The group just returned triumphant from the SAE Baja East race in Auburn, Alabama, with the best overall score (7th out of 100 teams) in UMBC SAE history. Team UMBC finished ahead of cars from Georgia Tech, Auburn University, Johns Hopkins, Cornell, Bucknell, Virginia Tech and other prestigious universities.
“Our months and countless hours of hard work have definitely paid off,” said Mark Foster, a senior mechanical engineering major and president of UMBC Baja SAE.
In addition to a four-hour long endurance race, Baja SAE teams are graded on their cars’ maneuverability, suspension, traction, speed, ergonomics and production cost. The 2009 UMBC team continued its tradition of excelling in the cost category, achieving their Top 10 overall results with the cheapest-to-produce car in the field.
“UMBC's Baja SAE team is now in the top 10 nationwide, but in our eyes, they are number one,” said Shlomo Carmi, professor and chair of mechanical engineering. “It is especially impressive that during this difficult budget cycle, they delivered again on the ‘best bang for the buck.’ We are so proud of this team of outstanding students.”
The Baja SAE endurance race is a sensory overload of noise and nerves. Drivers have to resist the urge to drive at top speeds so the car can last the entire duration without being disqualified, tumbling down steep hills, or crashing into logs, rocks and other cars. Other team members serve as pit crew for fuel or repair stops.
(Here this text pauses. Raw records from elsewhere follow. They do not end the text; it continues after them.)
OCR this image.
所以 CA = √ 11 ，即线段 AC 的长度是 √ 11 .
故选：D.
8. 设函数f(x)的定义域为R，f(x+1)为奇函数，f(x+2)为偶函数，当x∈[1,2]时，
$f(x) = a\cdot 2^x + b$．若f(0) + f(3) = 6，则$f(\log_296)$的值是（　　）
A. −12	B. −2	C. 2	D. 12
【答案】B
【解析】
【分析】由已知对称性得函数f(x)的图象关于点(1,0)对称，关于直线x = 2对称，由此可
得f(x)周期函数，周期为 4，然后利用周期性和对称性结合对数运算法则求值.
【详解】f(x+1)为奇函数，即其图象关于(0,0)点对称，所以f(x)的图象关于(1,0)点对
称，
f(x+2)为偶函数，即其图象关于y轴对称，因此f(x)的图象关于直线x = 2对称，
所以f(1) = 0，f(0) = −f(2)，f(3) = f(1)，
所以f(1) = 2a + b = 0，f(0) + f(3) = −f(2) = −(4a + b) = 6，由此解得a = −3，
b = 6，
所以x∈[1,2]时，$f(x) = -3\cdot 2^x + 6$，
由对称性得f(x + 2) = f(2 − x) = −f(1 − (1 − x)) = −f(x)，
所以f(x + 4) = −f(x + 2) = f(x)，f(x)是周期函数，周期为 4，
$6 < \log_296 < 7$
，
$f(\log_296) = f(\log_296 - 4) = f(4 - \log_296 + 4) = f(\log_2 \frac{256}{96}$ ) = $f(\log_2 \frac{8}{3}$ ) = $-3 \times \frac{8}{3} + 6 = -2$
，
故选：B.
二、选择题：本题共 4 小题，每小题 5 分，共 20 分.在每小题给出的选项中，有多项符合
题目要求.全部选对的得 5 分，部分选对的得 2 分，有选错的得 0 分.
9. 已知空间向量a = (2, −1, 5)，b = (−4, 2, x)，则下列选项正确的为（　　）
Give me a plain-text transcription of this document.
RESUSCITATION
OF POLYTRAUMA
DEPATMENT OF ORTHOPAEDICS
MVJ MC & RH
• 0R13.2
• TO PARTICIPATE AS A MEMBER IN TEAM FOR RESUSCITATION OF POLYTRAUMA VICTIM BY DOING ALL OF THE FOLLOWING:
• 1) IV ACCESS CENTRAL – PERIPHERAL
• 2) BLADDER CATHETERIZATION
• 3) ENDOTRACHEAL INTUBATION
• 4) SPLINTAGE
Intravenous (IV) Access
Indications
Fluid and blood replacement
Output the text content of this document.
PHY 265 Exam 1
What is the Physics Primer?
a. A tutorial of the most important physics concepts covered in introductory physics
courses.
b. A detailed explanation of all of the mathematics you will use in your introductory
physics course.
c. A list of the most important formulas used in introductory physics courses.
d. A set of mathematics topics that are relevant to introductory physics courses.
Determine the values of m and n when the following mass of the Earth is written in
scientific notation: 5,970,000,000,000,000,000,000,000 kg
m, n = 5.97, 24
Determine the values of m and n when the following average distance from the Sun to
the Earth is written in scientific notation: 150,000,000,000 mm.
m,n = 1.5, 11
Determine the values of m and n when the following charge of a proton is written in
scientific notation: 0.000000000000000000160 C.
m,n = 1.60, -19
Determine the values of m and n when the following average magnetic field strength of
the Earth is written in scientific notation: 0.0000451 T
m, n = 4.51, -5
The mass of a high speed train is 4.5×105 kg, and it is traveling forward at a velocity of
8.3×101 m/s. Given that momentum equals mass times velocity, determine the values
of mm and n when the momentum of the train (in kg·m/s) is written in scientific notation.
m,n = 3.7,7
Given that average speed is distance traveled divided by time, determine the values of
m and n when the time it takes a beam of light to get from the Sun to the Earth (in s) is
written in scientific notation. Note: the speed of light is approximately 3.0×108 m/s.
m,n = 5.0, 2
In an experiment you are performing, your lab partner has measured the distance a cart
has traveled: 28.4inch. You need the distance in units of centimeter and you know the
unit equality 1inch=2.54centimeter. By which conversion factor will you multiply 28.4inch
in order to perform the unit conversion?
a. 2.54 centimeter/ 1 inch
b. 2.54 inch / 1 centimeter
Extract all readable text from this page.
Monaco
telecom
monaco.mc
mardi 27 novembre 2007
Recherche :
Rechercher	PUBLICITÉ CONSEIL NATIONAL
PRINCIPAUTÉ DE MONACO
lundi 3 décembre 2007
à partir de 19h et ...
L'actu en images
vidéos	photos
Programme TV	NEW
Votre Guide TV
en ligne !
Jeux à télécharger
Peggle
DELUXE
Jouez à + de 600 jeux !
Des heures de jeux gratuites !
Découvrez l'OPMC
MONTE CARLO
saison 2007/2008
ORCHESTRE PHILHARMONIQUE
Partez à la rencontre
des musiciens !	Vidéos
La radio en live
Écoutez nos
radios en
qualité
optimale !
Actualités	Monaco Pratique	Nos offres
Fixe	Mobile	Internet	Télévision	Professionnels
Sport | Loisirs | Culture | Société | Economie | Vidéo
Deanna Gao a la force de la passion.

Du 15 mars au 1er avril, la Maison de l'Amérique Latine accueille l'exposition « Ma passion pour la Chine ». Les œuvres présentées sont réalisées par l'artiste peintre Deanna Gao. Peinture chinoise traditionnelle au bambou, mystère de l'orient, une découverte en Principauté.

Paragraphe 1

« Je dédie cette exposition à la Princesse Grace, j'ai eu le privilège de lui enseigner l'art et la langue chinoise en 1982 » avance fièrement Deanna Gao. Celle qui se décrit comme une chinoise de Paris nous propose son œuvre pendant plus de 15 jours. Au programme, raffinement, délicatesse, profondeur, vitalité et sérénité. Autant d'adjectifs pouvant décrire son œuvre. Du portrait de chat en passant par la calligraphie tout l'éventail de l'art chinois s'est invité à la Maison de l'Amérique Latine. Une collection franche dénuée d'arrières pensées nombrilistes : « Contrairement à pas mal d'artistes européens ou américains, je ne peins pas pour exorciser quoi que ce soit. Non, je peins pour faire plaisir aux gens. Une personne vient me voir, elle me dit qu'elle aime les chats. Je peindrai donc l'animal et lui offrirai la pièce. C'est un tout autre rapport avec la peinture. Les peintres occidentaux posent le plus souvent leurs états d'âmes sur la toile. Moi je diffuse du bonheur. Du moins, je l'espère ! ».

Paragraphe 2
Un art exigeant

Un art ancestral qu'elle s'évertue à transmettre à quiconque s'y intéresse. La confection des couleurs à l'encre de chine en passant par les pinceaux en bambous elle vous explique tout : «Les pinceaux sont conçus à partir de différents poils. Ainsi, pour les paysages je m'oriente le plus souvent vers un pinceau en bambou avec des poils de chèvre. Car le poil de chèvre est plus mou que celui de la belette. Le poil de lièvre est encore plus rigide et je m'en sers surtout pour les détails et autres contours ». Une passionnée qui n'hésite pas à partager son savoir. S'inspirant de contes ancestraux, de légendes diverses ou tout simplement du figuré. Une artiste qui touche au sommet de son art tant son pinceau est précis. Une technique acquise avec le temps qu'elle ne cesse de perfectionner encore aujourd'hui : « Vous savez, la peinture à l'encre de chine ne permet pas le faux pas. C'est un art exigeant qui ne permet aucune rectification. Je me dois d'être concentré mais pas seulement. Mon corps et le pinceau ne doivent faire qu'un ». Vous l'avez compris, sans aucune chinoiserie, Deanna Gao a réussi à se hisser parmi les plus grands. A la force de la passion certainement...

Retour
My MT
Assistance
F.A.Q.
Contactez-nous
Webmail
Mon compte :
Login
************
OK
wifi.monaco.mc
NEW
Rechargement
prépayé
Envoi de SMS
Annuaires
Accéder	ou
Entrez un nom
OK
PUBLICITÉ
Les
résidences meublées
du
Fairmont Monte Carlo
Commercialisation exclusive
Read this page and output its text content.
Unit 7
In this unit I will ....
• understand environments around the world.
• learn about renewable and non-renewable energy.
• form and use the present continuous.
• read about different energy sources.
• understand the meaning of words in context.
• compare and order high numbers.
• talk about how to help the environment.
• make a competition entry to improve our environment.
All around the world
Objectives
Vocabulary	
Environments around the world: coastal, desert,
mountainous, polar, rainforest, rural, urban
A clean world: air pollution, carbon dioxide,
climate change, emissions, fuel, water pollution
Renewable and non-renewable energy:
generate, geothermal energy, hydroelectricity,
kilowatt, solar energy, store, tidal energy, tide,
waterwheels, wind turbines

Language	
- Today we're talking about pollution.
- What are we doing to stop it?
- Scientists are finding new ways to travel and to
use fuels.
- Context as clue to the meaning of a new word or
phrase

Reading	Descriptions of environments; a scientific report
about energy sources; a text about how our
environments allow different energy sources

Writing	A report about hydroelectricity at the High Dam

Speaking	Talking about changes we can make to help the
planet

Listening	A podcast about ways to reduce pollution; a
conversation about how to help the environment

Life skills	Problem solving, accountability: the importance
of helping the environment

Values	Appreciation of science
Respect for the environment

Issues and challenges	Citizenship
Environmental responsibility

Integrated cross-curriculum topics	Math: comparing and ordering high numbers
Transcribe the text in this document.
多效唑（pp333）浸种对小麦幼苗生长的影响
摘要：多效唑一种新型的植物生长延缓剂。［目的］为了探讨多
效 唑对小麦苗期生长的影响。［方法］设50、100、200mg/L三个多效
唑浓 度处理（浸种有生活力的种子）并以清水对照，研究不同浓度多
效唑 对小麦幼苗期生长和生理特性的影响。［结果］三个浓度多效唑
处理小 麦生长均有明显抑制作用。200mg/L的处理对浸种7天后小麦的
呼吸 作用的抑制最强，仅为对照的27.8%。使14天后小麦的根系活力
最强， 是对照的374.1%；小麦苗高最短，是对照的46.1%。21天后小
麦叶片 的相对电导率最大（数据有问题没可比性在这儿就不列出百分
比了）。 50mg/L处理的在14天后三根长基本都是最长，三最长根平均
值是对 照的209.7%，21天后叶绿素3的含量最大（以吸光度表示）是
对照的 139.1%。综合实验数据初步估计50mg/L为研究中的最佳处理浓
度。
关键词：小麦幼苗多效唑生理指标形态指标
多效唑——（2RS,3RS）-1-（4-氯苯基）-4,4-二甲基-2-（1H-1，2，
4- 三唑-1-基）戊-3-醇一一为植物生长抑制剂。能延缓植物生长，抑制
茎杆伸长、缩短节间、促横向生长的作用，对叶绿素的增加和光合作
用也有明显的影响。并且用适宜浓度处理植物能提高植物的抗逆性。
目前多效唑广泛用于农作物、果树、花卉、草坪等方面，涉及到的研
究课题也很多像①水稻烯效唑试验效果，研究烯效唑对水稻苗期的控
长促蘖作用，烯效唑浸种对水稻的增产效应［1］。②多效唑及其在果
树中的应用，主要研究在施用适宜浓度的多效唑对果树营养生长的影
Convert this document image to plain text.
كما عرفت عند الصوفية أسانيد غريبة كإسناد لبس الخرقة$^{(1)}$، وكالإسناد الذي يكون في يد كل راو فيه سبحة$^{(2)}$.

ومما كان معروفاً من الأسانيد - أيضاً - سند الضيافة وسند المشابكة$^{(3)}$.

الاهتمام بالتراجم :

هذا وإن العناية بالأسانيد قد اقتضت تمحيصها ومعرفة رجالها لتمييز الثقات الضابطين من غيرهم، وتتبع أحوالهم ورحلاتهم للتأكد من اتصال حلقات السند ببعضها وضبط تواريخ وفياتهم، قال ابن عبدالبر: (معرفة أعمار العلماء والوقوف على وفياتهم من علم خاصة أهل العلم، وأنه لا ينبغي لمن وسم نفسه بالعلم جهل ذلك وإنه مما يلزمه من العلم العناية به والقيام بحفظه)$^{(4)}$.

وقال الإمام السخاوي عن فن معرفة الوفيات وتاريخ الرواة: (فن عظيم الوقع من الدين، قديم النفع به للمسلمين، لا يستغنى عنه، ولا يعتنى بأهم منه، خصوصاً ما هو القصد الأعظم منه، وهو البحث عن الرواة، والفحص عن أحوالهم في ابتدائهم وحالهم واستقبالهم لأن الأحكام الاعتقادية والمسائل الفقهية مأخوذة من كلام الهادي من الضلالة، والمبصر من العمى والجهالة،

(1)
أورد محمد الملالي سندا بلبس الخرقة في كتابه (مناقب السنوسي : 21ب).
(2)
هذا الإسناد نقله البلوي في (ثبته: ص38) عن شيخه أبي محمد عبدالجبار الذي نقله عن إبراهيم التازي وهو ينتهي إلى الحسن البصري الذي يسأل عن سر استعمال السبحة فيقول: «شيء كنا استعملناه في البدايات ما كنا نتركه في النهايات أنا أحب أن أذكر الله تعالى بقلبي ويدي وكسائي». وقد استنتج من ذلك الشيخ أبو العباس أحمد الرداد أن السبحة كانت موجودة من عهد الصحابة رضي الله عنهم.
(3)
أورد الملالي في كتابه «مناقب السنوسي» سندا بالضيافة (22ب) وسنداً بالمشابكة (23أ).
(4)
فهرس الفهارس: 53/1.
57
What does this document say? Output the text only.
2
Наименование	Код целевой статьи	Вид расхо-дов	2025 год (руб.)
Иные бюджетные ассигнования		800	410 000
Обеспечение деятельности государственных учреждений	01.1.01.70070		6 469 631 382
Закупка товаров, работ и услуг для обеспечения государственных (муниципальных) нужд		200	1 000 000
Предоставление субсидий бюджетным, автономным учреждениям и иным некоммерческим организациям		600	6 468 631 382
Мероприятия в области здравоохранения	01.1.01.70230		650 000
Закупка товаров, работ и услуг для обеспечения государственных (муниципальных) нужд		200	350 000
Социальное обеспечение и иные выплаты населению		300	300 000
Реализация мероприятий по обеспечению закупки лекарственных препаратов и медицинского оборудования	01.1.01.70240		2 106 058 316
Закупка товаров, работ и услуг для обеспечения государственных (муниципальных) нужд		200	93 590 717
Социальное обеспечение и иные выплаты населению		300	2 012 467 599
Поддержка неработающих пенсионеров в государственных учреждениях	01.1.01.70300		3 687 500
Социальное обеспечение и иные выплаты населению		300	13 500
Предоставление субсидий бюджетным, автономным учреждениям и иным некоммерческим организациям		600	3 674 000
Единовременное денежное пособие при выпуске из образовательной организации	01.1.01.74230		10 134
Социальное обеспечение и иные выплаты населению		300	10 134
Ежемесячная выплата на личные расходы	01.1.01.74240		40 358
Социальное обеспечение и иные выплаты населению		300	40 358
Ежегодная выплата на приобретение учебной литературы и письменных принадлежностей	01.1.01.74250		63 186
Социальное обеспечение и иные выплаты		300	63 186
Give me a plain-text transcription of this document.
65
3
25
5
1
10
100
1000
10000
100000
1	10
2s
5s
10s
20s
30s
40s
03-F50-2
“Imagine over 100 lawnmowers all running in close proximity,” said Markkula. “It’s quite loud. We cleaned off at least 30 pounds of mud from each car, and the drivers probably have breathed in at least a half pound by the end of the race.”
This year’s team owes a tip of the helmet to nearby Community College of Baltimore County (CCBC) Catonsville. A change to an independent rear suspension required moving and custom-designing the gearbox. The UMBC team was fortunate to receive help from Bill Werneke, an expert machinist and instructor of CCBC-Catonsville’s manufacturing technology program.
Werneke programmed blueprints for the gearbox design into computer-assisted manufacturing and design software, and built the rig in the workshop with the help of his students. Werneke and the CCBC program serve as an apprenticeship path and hands-on training for future machinists from across Maryland.
Baja SAE is open to graduate or undergraduate students willing to contribute their time, learn how to operate the shop tools and who are in good academic standing. UMBC Baja SAE is advised by mechanical engineering professor Tony Farquhar.